Currently, the maximum sentence for online offences such as creating or distributing copies of film and music is two years imprisonment, compared with ten years for physical acts of copyright infringement.

Harsher punishments would be mostly aimed at distributors rather than small-time down-loaders. But as the Intellectual Property Office sought to emphasise, “online offences should be seen as no less serious than their physical counterparts”.

According to recent polling, however, much of the British public disagree.

YouGov recently asked a nationally representative sample of British adults how they thought the act of getting free access to ‘pay-for’ entertainment online compared with physically stealing an item, say a DVD or CD, from a shop.

The research was conducted in collaboration with William Warr, currently a Masters student in Public Policy at the Cambridge POLIS Department, where YouGov supports the academic study of public opinion through the YouGov-Cambridge Programme. (About)

Nearly half of voters (48%) say either ‘there is nothing wrong’ with getting free access to ‘pay-for’ content (17%), or it's ‘not as bad’ as physically stealing a similar item (31%).

As figures show below, younger respondents are more likely than their elders to defend this kind of activity while, interestingly, so are male respondents, compared with women.


See results

To some extent, results merely point towards a universal reality of modern networked society, namely that people often behave online in ways they would not in person –  for better and worse.

Beyond the disinhibiting effects of online anonymity, however, these figures may also reflect another challenge for the entertainment industry, which cannot be met by legislation.

As studies for the British Psychological Society suggest, established theories on how people use ‘neutralisation techniques’ to self-explain their own criminal behaviour also have relevance to the piracy debate. Such techniques include denial of responsibility, denial of injury or victim, condemning the condemners and appeal to other loyalties.

Analysis further contends the most common such technique used by pirates was denial of injury, and the idea that little harm was caused by their behaviour, or that it actually helped artists.
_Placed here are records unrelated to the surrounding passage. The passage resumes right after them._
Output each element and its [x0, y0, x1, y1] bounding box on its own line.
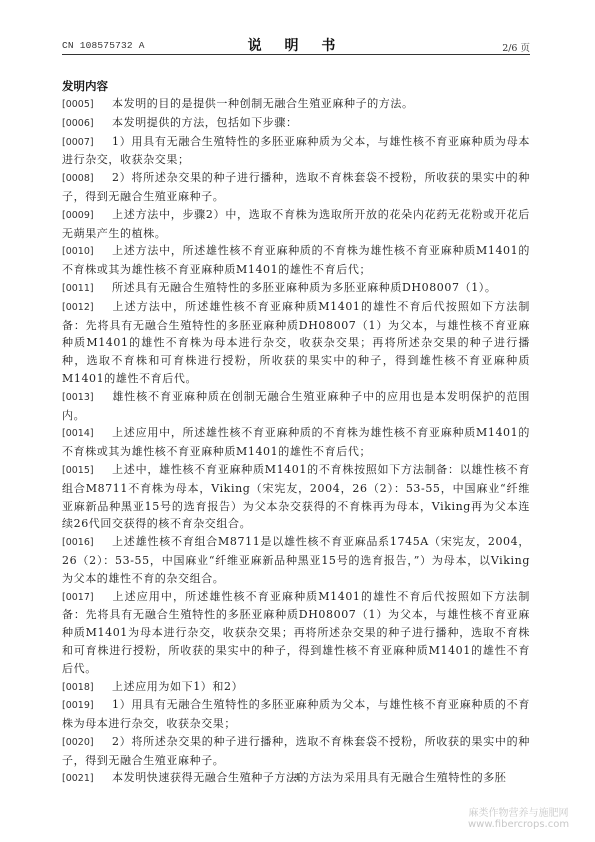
paragraph-number: [0007] — [62, 134, 112, 152]
watermark-url: www.fibercrops.com — [468, 819, 569, 830]
paragraph-text: 上述方法中，所述雄性核不育亚麻种质的不育株为雄性核不育亚麻种质M1401的不育株… — [62, 244, 530, 276]
paragraph-text: 2）将所述杂交果的种子进行播种，选取不育株套袋不授粉，所收获的果实中的种子，得到… — [62, 735, 530, 767]
paragraph-text: 雄性核不育亚麻种质在创制无融合生殖亚麻种子中的应用也是本发明保护的范围内。 — [62, 390, 530, 422]
paragraph-number: [0016] — [62, 534, 112, 552]
paragraph-number: [0017] — [62, 589, 112, 607]
document-body: 发明内容 [0005]本发明的目的是提供一种创制无融合生殖亚麻种子的方法。 [0… — [62, 77, 530, 788]
paragraph-text: 上述应用中，所述雄性核不育亚麻种质的不育株为雄性核不育亚麻种质M1401的不育株… — [62, 426, 530, 458]
paragraph-number: [0008] — [62, 170, 112, 188]
paragraph-0016: [0016]上述雄性核不育组合M8711是以雄性核不育亚麻品系1745A（宋宪友… — [62, 533, 530, 587]
paragraph-text: 上述方法中，步骤2）中，选取不育株为选取所开放的花朵内花药无花粉或开花后无蒴果产… — [62, 208, 530, 240]
paragraph-0012: [0012]上述方法中，所述雄性核不育亚麻种质M1401的雄性不育后代按照如下方… — [62, 298, 530, 388]
page-header: CN 108575732 A 说 明 书 2/6 页 — [62, 36, 530, 54]
paragraph-text: 上述应用中，所述雄性核不育亚麻种质M1401的雄性不育后代按照如下方法制备：先将… — [62, 590, 530, 675]
paragraph-number: [0005] — [62, 96, 112, 114]
paragraph-number: [0010] — [62, 243, 112, 261]
section-title: 发明内容 — [62, 77, 530, 95]
paragraph-text: 本发明提供的方法，包括如下步骤： — [112, 116, 298, 129]
paragraph-number: [0009] — [62, 207, 112, 225]
paragraph-0006: [0006]本发明提供的方法，包括如下步骤： — [62, 114, 530, 133]
paragraph-number: [0013] — [62, 389, 112, 407]
watermark-site-name: 麻类作物营养与施肥网 — [468, 808, 569, 819]
paragraph-0020: [0020]2）将所述杂交果的种子进行播种，选取不育株套袋不授粉，所收获的果实中… — [62, 733, 530, 770]
paragraph-0009: [0009]上述方法中，步骤2）中，选取不育株为选取所开放的花朵内花药无花粉或开… — [62, 206, 530, 243]
paragraph-0017: [0017]上述应用中，所述雄性核不育亚麻种质M1401的雄性不育后代按照如下方… — [62, 588, 530, 678]
paragraph-text: 上述中，雄性核不育亚麻种质M1401的不育株按照如下方法制备：以雄性核不育组合M… — [62, 463, 530, 530]
paragraph-number: [0018] — [62, 679, 112, 697]
paragraph-0010: [0010]上述方法中，所述雄性核不育亚麻种质的不育株为雄性核不育亚麻种质M14… — [62, 242, 530, 279]
paragraph-number: [0011] — [62, 280, 112, 298]
paragraph-0011: [0011]所述具有无融合生殖特性的多胚亚麻种质为多胚亚麻种质DH08007（1… — [62, 279, 530, 298]
paragraph-number: [0006] — [62, 115, 112, 133]
paragraph-text: 本发明快速获得无融合生殖种子方法的方法为采用具有无融合生殖特性的多胚 — [112, 771, 506, 784]
document-title: 说 明 书 — [62, 35, 530, 55]
paragraph-number: [0012] — [62, 299, 112, 317]
header-divider — [62, 54, 530, 55]
watermark: 麻类作物营养与施肥网 www.fibercrops.com — [468, 808, 569, 830]
paragraph-0015: [0015]上述中，雄性核不育亚麻种质M1401的不育株按照如下方法制备：以雄性… — [62, 461, 530, 533]
paragraph-number: [0015] — [62, 462, 112, 480]
paragraph-text: 所述具有无融合生殖特性的多胚亚麻种质为多胚亚麻种质DH08007（1）。 — [112, 281, 497, 294]
paragraph-text: 上述雄性核不育组合M8711是以雄性核不育亚麻品系1745A（宋宪友，2004，… — [62, 535, 530, 585]
paragraph-text: 上述应用为如下1）和2） — [112, 680, 243, 693]
page-indicator: 2/6 页 — [502, 40, 530, 54]
paragraph-number: [0021] — [62, 770, 112, 788]
paragraph-text: 1）用具有无融合生殖特性的多胚亚麻种质为父本，与雄性核不育亚麻种质的不育株为母本… — [62, 698, 530, 730]
paragraph-0005: [0005]本发明的目的是提供一种创制无融合生殖亚麻种子的方法。 — [62, 95, 530, 114]
paragraph-text: 2）将所述杂交果的种子进行播种，选取不育株套袋不授粉，所收获的果实中的种子，得到… — [62, 171, 530, 203]
paragraph-number: [0014] — [62, 425, 112, 443]
paragraph-text: 本发明的目的是提供一种创制无融合生殖亚麻种子的方法。 — [112, 97, 414, 110]
paragraph-0019: [0019]1）用具有无融合生殖特性的多胚亚麻种质为父本，与雄性核不育亚麻种质的… — [62, 696, 530, 733]
paragraph-number: [0019] — [62, 697, 112, 715]
paragraph-0008: [0008]2）将所述杂交果的种子进行播种，选取不育株套袋不授粉，所收获的果实中… — [62, 169, 530, 206]
paragraph-text: 1）用具有无融合生殖特性的多胚亚麻种质为父本，与雄性核不育亚麻种质为母本进行杂交… — [62, 135, 530, 167]
paragraph-number: [0020] — [62, 734, 112, 752]
paragraph-text: 上述方法中，所述雄性核不育亚麻种质M1401的雄性不育后代按照如下方法制备：先将… — [62, 300, 530, 385]
paragraph-0018: [0018]上述应用为如下1）和2） — [62, 678, 530, 697]
page-number: 4 — [294, 772, 300, 783]
paragraph-0014: [0014]上述应用中，所述雄性核不育亚麻种质的不育株为雄性核不育亚麻种质M14… — [62, 424, 530, 461]
paragraph-0007: [0007]1）用具有无融合生殖特性的多胚亚麻种质为父本，与雄性核不育亚麻种质为… — [62, 133, 530, 170]
paragraph-0013: [0013]雄性核不育亚麻种质在创制无融合生殖亚麻种子中的应用也是本发明保护的范… — [62, 388, 530, 425]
Much of the discussion on deterring online piracy has focused on the balance between legislation and market-based solutions, with some calling for heavier punishments while others say the only real solution is to fight free with free, or at least partly free, via streaming service models like Spotify.

An equally important factor, however, may lie in finding ways to reshape perceptions of a victimless crime, and building awareness to counter the denial of doubtless injury – to writers, performers, labels, studios and publishers, among others.

See results

Methodology: Fieldwork was conducted online between 14-15 June, 2015, with a total sample of 1618 British adults. The data have been weighted and results are representative of all British adults aged 18 or over.